Il est d’usage de dire qu’elle était la plus grande, la divine, l’impératrice du théâtre… Il est difficile pour nous d’imaginer, dans notre XXIème siècle actuel, l’étendue de la célébrité de Sarah Bernhardt à la fin du XIXème siècle et au début du 20ème siècle. Elle n’était pas seulement une star de scène, elle était LA star. Une icône, un mythe, un trésor national, presque une divinité. C’est pour elle qu’aurait été imaginée (par Proust) l’expression communément utilisée de « monstre sacré ». Cela veut tout dire. Les plus jeunes d’aujourd’hui n’ont peut-être jamais entendu parler d’elle, et pourtant. A sa mort, 600 000 personnes ont défilé derrière son cortège funèbre. Sarah Bernhardt fut – et reste – la plus grande actrice que la scène française ait connue. Et pas seulement eux puisque le monde entier la connaissait. Cent ans après sa mort (101 exactement quand sortira le film), la légende de Sarah Bernhardt revit au cinéma sous l’oeil de la caméra de Guillaume Nicloux (La pieuvre, La Tour). Et la star ressuscite sous les traits de Sandrine Kiberlain.
Comment inventer dans le registre du biopic ? Comment pouvez-vous encore être original ou créatif ? La question reste sans réponse car rares sont ceux qui réussissent (Danny Boyle avec son Steve Emplois ou plus récemment Ali Abassi avec L’apprenti). Pour le reste, le genre est tellement codifié qu’il est difficile de faire preuve d’une grande imagination. Développer de manière linéaire n’est plus à la mode, désormais on fragmente les choses ou on fait des allers-retours dans le temps.
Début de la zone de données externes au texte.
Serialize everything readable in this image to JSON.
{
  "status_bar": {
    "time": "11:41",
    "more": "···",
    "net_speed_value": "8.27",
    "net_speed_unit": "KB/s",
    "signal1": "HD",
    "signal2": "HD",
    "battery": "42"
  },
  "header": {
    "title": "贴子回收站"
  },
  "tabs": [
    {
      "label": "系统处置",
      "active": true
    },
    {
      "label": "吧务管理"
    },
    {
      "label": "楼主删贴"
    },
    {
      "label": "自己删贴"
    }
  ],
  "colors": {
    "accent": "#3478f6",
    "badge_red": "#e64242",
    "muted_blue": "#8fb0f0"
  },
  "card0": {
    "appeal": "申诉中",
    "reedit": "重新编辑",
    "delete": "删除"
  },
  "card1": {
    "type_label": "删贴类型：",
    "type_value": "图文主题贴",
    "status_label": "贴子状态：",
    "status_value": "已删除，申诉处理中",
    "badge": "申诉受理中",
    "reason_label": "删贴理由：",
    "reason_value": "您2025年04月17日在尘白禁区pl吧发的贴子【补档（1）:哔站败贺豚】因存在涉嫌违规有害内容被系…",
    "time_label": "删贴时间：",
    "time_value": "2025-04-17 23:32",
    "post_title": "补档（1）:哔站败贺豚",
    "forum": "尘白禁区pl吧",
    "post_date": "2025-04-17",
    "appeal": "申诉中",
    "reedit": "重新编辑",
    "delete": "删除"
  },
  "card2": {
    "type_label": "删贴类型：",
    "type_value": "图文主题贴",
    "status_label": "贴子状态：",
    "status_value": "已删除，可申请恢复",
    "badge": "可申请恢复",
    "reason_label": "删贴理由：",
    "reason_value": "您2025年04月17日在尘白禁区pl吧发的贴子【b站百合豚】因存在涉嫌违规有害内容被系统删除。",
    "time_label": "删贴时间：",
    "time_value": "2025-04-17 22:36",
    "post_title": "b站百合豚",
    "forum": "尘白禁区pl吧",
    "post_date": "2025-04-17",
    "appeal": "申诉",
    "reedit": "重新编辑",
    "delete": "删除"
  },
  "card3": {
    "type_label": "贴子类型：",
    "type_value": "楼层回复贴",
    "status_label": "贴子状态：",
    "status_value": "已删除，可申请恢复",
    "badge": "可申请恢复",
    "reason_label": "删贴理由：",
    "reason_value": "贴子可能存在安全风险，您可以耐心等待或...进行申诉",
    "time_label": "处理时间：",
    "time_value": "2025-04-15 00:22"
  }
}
Mais cette méthodologie est devenue une nouvelle norme, tout aussi éculée. C’est en tout cas elle que Guillaume Nicloux emploie pour son Sarah Bernhardt. Sur son lit d’hôpital alors qu’elle doit être amputée d’une jambe, Sarah Bernhardt se confie à son neveu Sacha Guitry sur son passé amoureux avec son père, l’acteur Lucien Guitry. L’occasion pour elle de revoir sa vie à travers le prisme d’un amour orageux qui a traversé les années.
Sarah Bernhardt s’apparente à mille et un biopics du genre. On pourrait presque recycler inlassablement la même colonne. Le film est soigné, il est intéressant pour qui s’intéresse au sujet, il ne manque pas ce qu’il y avait à dire ou à traiter (son féminisme, son sens unique de la répartie, le monde de l’art de l’époque qui tournait autour d’elle, son mépris des conventions, son amour de la scène) et Sandrine Kiberlain est exceptionnelle dans le rôle de la femme la plus libre de son temps. Et ? Et c’est tout. C’est un peu le problème. Sarah Bernhardt, la divine n’est pas mémorable, il se contente de « bien faire » sans chercher plus, il est assez artificiel en lui-même et on se demande sincèrement s’il trouvera un public avec pour seul argument résonnant, le féminisme d’une star d’une époque lointaine, qui a su s’imposer comme une icône tout en restant loin des contraintes de son époque.